For many companies, the ability to track customers over their lifetime and successfully link their online spending with offline conversions is pure marketing gold. That’s because this marketing intelligence provides a way for companies to improve service and boost the number of website visitors who are actually buying on an e-commerce website. Maximizing this conversion rate is about increasing the percentage of website visitors who become customers through strategic use of research, campaigns and testing.

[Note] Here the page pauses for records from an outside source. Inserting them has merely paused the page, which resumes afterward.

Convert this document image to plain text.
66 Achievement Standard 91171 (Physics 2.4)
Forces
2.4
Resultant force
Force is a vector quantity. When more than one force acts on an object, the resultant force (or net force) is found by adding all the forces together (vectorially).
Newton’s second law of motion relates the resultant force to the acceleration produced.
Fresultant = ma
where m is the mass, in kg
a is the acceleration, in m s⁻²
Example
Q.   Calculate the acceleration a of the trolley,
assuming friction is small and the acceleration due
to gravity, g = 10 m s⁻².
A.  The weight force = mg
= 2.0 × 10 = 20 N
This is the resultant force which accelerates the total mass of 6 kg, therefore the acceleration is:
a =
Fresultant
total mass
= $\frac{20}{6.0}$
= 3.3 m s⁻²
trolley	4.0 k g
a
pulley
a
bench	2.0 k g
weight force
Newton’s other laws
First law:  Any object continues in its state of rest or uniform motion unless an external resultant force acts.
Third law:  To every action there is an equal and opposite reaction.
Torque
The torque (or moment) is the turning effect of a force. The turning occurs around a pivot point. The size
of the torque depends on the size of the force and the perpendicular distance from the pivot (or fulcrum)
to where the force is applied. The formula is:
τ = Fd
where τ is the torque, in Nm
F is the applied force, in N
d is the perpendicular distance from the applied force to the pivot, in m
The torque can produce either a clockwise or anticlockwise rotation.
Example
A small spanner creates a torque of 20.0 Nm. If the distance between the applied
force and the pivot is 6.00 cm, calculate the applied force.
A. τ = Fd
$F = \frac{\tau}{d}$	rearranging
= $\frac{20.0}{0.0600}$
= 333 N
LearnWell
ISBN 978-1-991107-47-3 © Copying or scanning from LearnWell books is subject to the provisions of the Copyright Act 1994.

When it comes to web traffic to an e-commerce site, it’s not always about quantity, but quality. That’s because in some cases, increasing the conversion rate by just a few percent could equal thousands of dollars worth of additional business. Here we’ll look at how call tracking can contribute to a company’s efforts in this area.
What Is Call Tracking?
Call tracking is the process of collecting information from phone calls made to a website. Using a unique phone number, it’s possible to track how many calls are sourced from the website, while recording these phone calls can help companies analyze customers’ needs and buying patterns.
Why Call Tracking?
Why bother adding a phone number and call tracking to a website? Aren’t keywords what really matter?
Well, yes. Keywords do matter, but we must remember that a huge chunk of those who shop online may be new to the experience or may be wary of fraudulent sites. A phone number can help provide assurance that there are real people behind the business. That in itself can benefit a company’s sales.

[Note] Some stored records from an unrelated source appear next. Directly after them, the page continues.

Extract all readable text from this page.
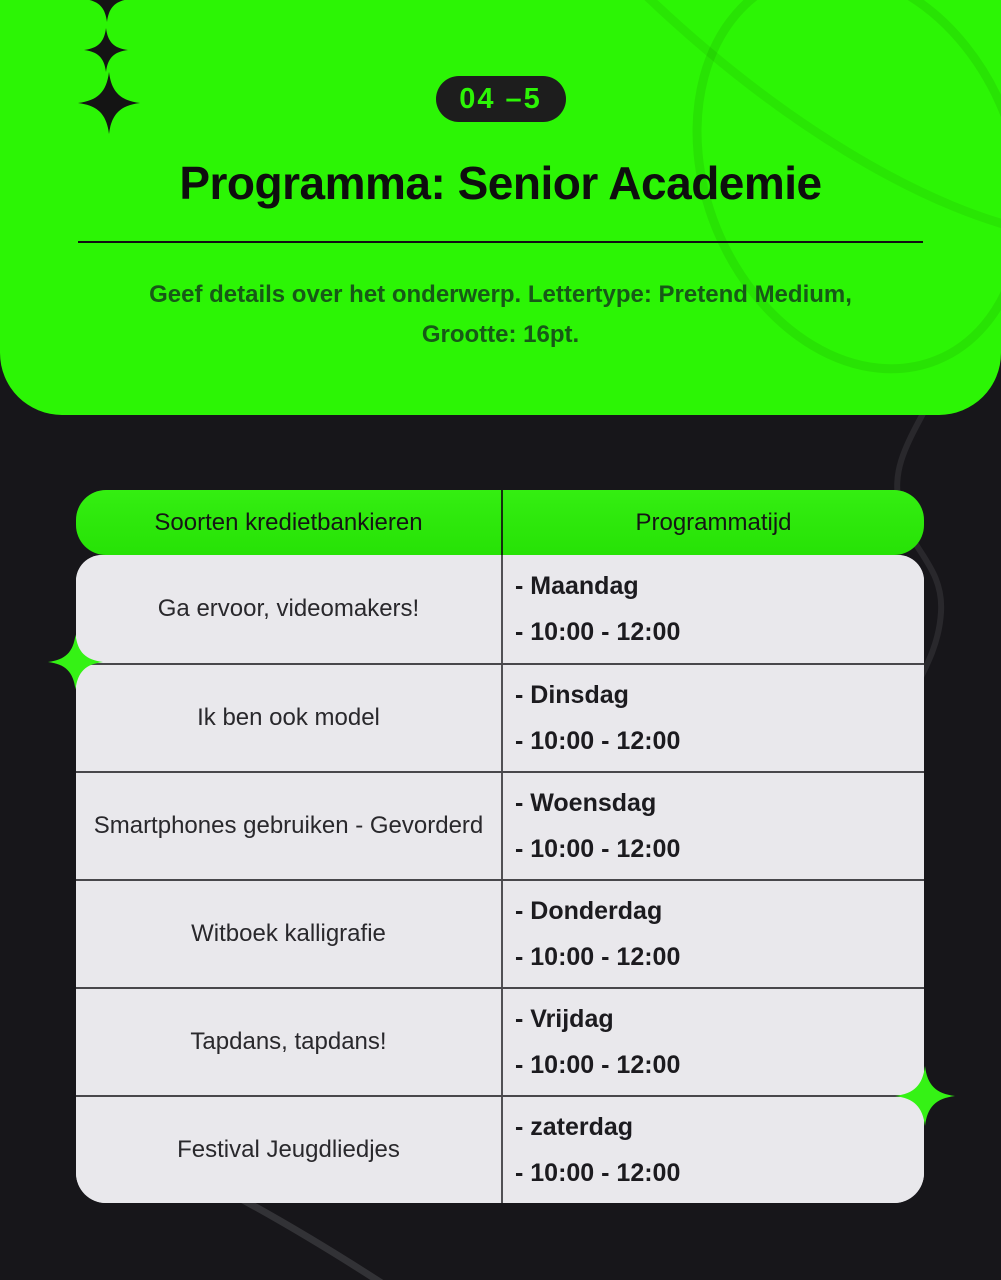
04 –5
Programma: Senior Academie
Geef details over het onderwerp. Lettertype: Pretend Medium,
Grootte: 16pt.
Soorten kredietbankieren	Programmatijd
Ga ervoor, videomakers!
- Maandag
- 10:00 - 12:00
Ik ben ook model
- Dinsdag
- 10:00 - 12:00
Smartphones gebruiken - Gevorderd
- Woensdag
- 10:00 - 12:00
Witboek kalligrafie
- Donderdag
- 10:00 - 12:00
Tapdans, tapdans!
- Vrijdag
- 10:00 - 12:00
Festival Jeugdliedjes
- zaterdag
- 10:00 - 12:00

Websites are also capable of collecting data about their visitors thanks to cookies and analytics but generally, a website is dedicated to output from a company and not receiving input. A call-tracking strategy, however, gives customers a voice in regards to their consumer experience. In doing so, it also provides companies with some essential insights about their customers.

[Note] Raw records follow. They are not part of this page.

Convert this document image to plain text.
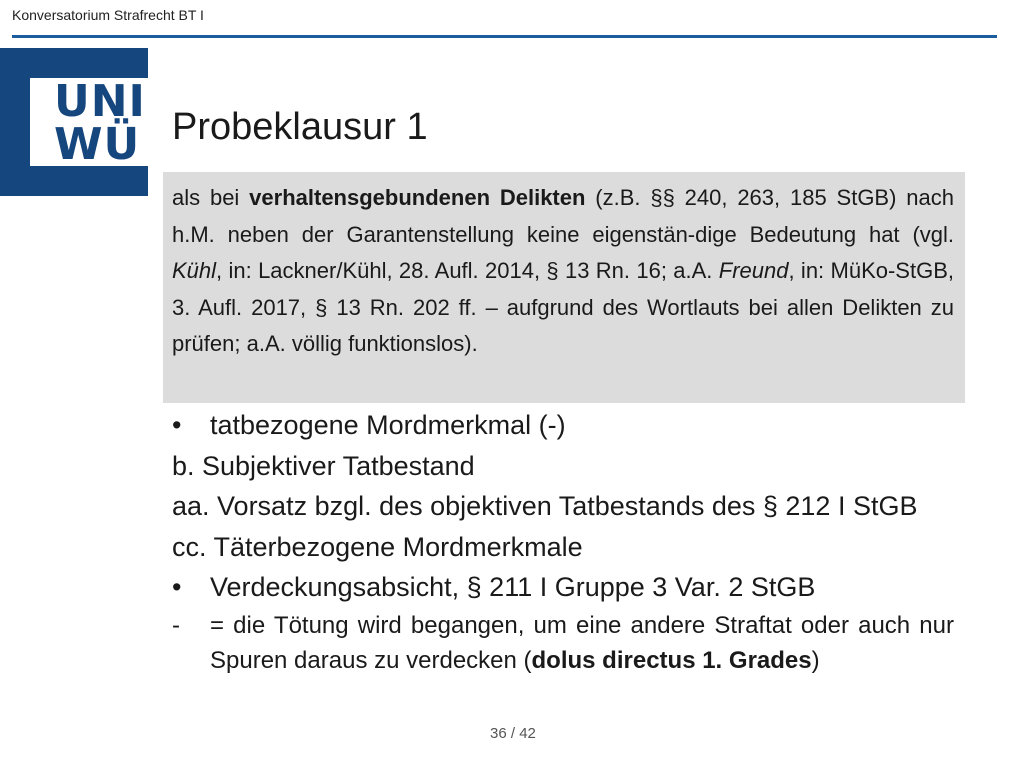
Konversatorium Strafrecht BT I
UNI
WÜ Probeklausur 1
als bei verhaltensgebundenen Delikten (z.B. §§ 240, 263, 185 StGB) nach h.M. neben der Garantenstellung keine eigenstän-dige Bedeutung hat (vgl. Kühl, in: Lackner/Kühl, 28. Aufl. 2014, § 13 Rn. 16; a.A. Freund, in: MüKo-StGB, 3. Aufl. 2017, § 13 Rn. 202 ff. – aufgrund des Wortlauts bei allen Delikten zu prüfen; a.A. völlig funktionslos).
•	tatbezogene Mordmerkmal (-)
b. Subjektiver Tatbestand
aa. Vorsatz bzgl. des objektiven Tatbestands des § 212 I StGB
cc. Täterbezogene Mordmerkmale
•	Verdeckungsabsicht, § 211 I Gruppe 3 Var. 2 StGB
-	= die Tötung wird begangen, um eine andere Straftat oder auch nur Spuren daraus zu verdecken (dolus directus 1. Grades)
36 / 42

Turning Data Into a Higher Conversion Rate
But knowing where call tracking can best be put to use is important, and industry plays a big part in the strategy used here. Research by the Direct Marketing Association determined that the home services industry had a higher conversion rate from calls than areas such as transportation or health care. This is estimated to be because of home emergencies. If your furnace stops working, an email to your provider is simply not urgent enough. In this instance, customers are more likely to want an immediate response and solution over the phone.
Currently, Google Analytics can give companies a good understanding of the volume of page views and unique visitors. However, call tracking can provide an even bigger picture of where leads and sales are coming from. This offline perspective can help tighten targeting.
Call tracking also means that potential customers are given the opportunity to seek further information via a phone call. This gives a company the opportunity to ask questions that will help make the website a more relevant and useful resource for its users. This trust should also convert into sales, echoing the value of recorded calls.
Call tracking can also be used with split testing to compare two sites and determine which one is receiving better conversion rates. Phone calls can use location and common questions to see what long-tail keywords are appropriate as well as location-based enquiries, if applicable to the product. This can help tighten up keyword strategy and PPC campaigns, which means less time wasted on trial and error.
What E-Commerce Companies Can Do
Companies can start the process by finding out where their visitors are in the buyer’s cycle. The truth is, visitors aren’t always coming to a website to buy something. Let’s say that a site receives the same number of visitors in January as it did in December. It’s reasonable to assume that more people are at the “purchase” stage prior to Christmas, whereas in January, they are more likely to be window shopping. Call tracking at this stage can reveal a lot about what users want to see on the website, and what can make them part with their money – even when they’re not actually looking to buy.
These are just a few examples of how call tracking can yield key insights into potential customers’ agendas. Really, it’s all about looking at what a site’s visitors want to hear before they make a purchase. If companies listen to these visitors, they’ll get all the answers they need.